Kendati bendaharawan dalam keadaan diatas terpaksa harus melakukan pembayaran yang diperintahkan oleh ordonnator, prosedur yang ditempuh tersebut telah membebaskannya dari beban tanggungjawab. Dalam keadaan seperti itu, peran lembaga pemeriksa keuangan menjadi sangat penting, karena prosedur ’pemaksaan‘ tersebut kemudian memerlukan keterlibatan lembaga pemeriksa keuangan setelah menerima tembusan yang disampaikan oleh menteri keuangan.

Di Hindia Belanda, kemandirian posisi bendaharawan juga tersirat dari pola pemisahan pejabat perbendaharaan sebagaimana telah dikemukakan. Namun, dari penelitian kepustakaan yang dilakukan, diperoleh gambaran bahwa kemandirian tersebut bersifat semu. Hal itu diperkuat oleh kenyataan bahwa, bendaharawan merupakan pejabat yang diangkat dan diberhentikan oleh kepala departemen, yang pada hakekatnya, merupakan pejabat pemegang kekuasaan otorisasi dan juga ordonansi. Kenyataan tersebut memberi indikasi bahwa bendaharawan bukanlah merupakan personal yang mandiri, yang memiliki kedudukan kuat dalam hal pelaksanaan anggaran negara.

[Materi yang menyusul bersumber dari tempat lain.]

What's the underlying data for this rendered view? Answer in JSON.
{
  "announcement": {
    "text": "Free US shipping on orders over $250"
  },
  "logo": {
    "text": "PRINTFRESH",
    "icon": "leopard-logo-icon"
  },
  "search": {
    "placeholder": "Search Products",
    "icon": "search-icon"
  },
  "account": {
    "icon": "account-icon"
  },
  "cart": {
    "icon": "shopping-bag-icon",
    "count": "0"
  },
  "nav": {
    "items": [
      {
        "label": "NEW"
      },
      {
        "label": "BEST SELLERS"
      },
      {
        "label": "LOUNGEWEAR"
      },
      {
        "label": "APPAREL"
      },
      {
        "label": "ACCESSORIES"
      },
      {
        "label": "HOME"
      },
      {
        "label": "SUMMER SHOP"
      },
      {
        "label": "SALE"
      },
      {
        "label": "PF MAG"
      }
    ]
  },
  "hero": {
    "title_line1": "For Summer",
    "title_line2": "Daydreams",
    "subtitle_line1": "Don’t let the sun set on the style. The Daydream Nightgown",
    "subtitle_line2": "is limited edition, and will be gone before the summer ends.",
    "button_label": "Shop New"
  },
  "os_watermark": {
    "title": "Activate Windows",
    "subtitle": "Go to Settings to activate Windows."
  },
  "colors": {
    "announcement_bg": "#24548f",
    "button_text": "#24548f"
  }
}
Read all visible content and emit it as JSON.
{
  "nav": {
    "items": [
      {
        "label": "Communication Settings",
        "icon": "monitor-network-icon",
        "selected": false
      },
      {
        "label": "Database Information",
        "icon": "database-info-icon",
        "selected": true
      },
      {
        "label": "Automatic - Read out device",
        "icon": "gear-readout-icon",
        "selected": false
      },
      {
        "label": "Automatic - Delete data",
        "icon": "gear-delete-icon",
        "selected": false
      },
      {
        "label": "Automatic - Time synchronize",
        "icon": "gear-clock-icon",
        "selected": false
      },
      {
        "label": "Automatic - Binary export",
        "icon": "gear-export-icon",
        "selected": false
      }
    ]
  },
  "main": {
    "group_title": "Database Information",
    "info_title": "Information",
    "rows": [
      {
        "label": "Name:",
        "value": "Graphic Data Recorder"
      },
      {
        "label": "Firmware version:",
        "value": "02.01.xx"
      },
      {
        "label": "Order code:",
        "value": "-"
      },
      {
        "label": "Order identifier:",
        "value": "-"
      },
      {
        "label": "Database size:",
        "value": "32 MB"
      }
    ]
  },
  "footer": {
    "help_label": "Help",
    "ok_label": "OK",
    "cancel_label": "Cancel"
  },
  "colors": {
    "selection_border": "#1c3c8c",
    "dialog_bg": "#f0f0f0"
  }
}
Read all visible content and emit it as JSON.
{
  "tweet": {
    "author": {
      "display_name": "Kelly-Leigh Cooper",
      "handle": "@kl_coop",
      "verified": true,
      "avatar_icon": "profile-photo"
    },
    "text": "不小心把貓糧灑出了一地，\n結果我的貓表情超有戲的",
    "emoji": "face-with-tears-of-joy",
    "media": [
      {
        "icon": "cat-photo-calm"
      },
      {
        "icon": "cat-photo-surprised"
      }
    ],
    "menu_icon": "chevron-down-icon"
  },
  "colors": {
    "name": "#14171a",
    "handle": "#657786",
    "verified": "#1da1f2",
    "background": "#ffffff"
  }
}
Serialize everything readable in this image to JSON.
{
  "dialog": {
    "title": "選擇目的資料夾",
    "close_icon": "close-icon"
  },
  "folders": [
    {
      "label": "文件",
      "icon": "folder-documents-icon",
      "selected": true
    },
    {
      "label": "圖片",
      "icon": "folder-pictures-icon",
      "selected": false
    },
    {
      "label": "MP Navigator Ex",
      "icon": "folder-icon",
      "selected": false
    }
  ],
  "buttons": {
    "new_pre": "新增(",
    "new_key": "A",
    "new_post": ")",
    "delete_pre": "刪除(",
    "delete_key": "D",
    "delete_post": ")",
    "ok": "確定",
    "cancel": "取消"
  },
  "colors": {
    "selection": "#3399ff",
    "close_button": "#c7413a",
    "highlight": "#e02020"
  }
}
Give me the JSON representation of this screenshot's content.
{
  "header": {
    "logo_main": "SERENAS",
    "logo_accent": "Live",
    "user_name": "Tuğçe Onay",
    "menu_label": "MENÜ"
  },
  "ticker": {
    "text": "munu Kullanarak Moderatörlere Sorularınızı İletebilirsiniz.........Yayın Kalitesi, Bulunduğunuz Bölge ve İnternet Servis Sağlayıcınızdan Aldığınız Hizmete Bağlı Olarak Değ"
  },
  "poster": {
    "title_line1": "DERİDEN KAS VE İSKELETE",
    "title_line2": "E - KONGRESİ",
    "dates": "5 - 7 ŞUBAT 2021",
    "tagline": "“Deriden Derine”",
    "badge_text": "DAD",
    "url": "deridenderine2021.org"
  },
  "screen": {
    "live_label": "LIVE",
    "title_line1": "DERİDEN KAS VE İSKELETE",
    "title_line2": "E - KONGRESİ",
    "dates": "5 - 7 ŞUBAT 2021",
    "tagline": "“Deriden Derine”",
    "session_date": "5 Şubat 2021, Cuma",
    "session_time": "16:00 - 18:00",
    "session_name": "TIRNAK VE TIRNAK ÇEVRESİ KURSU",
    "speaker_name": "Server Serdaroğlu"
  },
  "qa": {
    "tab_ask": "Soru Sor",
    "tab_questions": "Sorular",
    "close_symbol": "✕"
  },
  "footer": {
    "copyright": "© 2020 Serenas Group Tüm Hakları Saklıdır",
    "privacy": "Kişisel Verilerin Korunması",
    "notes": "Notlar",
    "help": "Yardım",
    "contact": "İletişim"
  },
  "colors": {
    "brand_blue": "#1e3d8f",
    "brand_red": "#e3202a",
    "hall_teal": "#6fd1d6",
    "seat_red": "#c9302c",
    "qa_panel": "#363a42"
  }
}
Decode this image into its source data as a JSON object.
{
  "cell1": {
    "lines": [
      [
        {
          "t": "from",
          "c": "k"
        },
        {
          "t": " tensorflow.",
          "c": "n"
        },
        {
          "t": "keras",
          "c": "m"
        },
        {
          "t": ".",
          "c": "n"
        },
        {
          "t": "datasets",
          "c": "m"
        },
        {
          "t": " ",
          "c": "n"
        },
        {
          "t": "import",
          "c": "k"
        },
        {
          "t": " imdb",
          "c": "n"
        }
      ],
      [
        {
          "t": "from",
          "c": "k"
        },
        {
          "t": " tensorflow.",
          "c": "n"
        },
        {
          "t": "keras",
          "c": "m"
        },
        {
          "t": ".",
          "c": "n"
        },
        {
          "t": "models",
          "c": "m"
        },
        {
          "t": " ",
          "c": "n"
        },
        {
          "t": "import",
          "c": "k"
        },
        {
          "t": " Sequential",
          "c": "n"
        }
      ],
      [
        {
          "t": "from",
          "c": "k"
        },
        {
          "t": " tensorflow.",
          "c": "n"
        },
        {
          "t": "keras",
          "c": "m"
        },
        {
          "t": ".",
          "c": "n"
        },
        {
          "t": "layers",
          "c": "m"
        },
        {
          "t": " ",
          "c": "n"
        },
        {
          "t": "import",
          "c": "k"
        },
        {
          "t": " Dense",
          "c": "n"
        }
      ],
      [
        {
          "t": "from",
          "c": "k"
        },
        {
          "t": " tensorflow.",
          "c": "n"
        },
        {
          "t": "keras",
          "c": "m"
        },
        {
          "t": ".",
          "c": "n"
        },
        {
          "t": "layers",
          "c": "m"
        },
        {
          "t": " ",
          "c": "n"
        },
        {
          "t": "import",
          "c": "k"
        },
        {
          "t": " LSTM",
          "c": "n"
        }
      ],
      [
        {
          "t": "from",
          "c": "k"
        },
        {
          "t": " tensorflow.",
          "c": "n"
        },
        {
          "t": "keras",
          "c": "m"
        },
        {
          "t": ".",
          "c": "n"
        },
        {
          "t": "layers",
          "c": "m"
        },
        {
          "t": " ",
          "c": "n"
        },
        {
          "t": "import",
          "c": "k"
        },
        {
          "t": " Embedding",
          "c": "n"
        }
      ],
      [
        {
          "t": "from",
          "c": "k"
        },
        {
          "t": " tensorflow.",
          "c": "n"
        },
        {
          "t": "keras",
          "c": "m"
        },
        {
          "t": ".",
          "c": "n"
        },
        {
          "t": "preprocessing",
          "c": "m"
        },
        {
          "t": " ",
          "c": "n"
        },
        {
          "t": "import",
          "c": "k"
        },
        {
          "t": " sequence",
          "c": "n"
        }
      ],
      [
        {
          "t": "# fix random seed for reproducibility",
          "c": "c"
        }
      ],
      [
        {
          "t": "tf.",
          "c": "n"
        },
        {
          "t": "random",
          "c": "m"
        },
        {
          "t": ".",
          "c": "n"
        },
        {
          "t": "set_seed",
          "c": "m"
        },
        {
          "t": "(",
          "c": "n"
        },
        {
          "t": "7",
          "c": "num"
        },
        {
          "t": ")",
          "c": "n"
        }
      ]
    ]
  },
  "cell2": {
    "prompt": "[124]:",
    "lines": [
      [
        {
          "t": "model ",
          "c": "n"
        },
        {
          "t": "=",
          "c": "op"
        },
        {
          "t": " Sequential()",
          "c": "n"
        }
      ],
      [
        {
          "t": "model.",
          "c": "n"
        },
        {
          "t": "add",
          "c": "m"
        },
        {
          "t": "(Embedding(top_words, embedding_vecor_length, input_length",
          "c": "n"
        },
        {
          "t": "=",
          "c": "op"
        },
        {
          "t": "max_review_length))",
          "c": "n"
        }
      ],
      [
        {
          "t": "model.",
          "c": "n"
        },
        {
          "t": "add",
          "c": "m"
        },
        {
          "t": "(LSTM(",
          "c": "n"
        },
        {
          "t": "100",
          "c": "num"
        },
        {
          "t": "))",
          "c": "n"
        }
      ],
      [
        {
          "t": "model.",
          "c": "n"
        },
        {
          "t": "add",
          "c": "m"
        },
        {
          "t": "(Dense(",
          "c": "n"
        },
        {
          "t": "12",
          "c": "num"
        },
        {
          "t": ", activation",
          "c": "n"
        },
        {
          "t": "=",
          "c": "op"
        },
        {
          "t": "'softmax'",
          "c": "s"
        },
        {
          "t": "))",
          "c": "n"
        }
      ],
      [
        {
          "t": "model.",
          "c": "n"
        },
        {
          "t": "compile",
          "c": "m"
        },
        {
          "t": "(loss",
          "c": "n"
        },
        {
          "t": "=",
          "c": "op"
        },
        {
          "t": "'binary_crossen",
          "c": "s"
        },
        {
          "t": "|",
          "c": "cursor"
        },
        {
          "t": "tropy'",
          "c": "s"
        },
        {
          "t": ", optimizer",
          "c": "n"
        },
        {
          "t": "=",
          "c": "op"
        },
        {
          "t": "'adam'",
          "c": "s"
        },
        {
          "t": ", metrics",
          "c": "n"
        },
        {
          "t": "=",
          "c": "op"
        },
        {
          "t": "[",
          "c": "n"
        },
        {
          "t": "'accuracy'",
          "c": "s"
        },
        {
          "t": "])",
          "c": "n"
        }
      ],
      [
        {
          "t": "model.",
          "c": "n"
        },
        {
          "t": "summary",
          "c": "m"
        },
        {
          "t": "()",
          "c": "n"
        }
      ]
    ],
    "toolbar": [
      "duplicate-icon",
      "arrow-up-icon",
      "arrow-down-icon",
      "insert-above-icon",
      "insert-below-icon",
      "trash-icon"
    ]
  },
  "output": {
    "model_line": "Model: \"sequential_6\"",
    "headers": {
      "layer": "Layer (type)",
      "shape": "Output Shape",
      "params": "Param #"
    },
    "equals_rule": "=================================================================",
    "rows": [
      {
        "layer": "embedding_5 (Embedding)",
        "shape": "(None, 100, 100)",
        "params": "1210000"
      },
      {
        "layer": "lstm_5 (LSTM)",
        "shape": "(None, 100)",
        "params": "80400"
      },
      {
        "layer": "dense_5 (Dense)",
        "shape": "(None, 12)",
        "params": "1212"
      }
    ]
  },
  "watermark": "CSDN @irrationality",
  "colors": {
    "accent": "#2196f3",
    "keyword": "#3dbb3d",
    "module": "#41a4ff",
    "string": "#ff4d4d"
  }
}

Sistim pembagian kewenangan di atas, menghendaki agar proses pembayaran tagihan dilakukan melalui proses pengujian oleh ordonator baru kemudian dilaksanakan pembayarannya oleh bendaharawan, bila ternyata semua persyaratan terpenuhi. Namun demikian, prosedur sebagaimana diatas seringkali dipandang sangat lamban. Oleh sebab itu, untuk pengeluaran tertentu yang jumlahnya tidak terlalu besar dan memerlukan kecepatan pelaksanaan pembayaran, ditempuh prosedur khusus yang menyimpang dari prosedur baku. Pola tersebut dikenal dengan nama prosedur ’uang untuk dipertanggungjawabkan’ atau prosedur ’u.u.d.p‘. Dalam hal ini perlu diperhatikan bahwa, kendati pengeluaran uang tersebut dilakukan oleh kepala departemen melalui ordonansi, pengeluaran tersebut merupakan beban sementara anggaran negara. Artinya, uang yang dikeluarkan melalui prosedur u.u.d.p masih tetap merupakan uang negara, dan hanya karena alasan praktis uang dimaksud ditarik dari kas umum untuk ditempatkan dalam kas khusus. Dari situlah kemudian dikenal istilah pemegang kas umum (bendahara umum) dan pemegang kas khusus (bendahara khusus).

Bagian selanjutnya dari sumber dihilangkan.